At the core of any business strategy is making a bet on what you believe the future to look like. It is necessary to take a stance, but, like any investor, companies need to hedge their bets. Smart companies create options for themselves not just to hedge, but to capture outsized upswings as well. To create options, you need a strong viewpoint even if it’s inaccurate.
Without a viewpoint, you can’t allocate resources. You can’t build new capabilities. Allocating resources requires substantial logic and rationale. But then again, your mental models need to be continuously updated. For a company, what’s needed when making a strategic choice is this: have a viewpoint widely shared, but fully acknowledge the inherent uncertainty.
The exercise
So, today, try a simple exercise. Look at your current strategy and where you have placed your resources. Involve your whole strategy team. Now ask yourselves, if your bets prove to be wrong, and the future presents a completely different reality, what would you do?
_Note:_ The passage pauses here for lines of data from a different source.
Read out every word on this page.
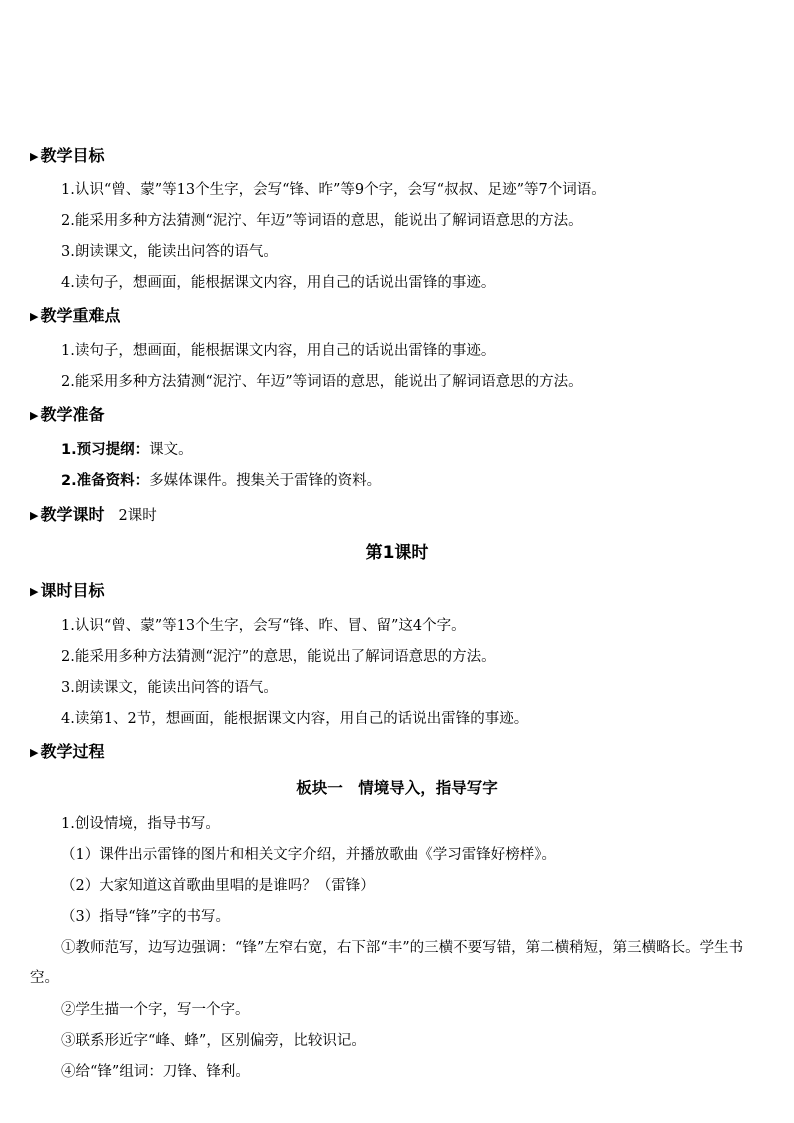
▶ 教学目标
1.认识“曾、蒙”等13个生字，会写“锋、昨”等9个字，会写“叔叔、足迹”等7个词语。
2.能采用多种方法猜测“泥泞、年迈”等词语的意思，能说出了解词语意思的方法。
3.朗读课文，能读出问答的语气。
4.读句子，想画面，能根据课文内容，用自己的话说出雷锋的事迹。
▶ 教学重难点
1.读句子，想画面，能根据课文内容，用自己的话说出雷锋的事迹。
2.能采用多种方法猜测“泥泞、年迈”等词语的意思，能说出了解词语意思的方法。
▶ 教学准备
1.预习提纲：课文。
2.准备资料：多媒体课件。搜集关于雷锋的资料。
▶ 教学课时 2课时
第1课时
▶ 课时目标
1.认识“曾、蒙”等13个生字，会写“锋、昨、冒、留”这4个字。
2.能采用多种方法猜测“泥泞”的意思，能说出了解词语意思的方法。
3.朗读课文，能读出问答的语气。
4.读第1、2节，想画面，能根据课文内容，用自己的话说出雷锋的事迹。
▶ 教学过程
板块一　情境导入，指导写字
1.创设情境，指导书写。
（1）课件出示雷锋的图片和相关文字介绍，并播放歌曲《学习雷锋好榜样》。
（2）大家知道这首歌曲里唱的是谁吗？（雷锋）
（3）指导“锋”字的书写。
①教师范写，边写边强调：“锋”左窄右宽，右下部“丰”的三横不要写错，第二横稍短，第三横略长。学生书空。
②学生描一个字，写一个字。
③联系形近字“峰、蜂”，区别偏旁，比较识记。
④给“锋”组词：刀锋、锋利。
Gameplay it.
This sounds absurdly commonsensical, but most companies actually do the opposite. Managers go through the most excruciating data analytics based on history, declare a bold move, align the entire organization for its implementation, and then never look back.
Success from insecurity
It is exactly this kind of paradoxical thinking that drives success where change is constant. Survival takes an inner insecurity that propels a CEO to become forever vigilant. Being vigilant means doing everything to prevent disasters, despite having a strong viewpoint on how the future will look based on your best educated guess.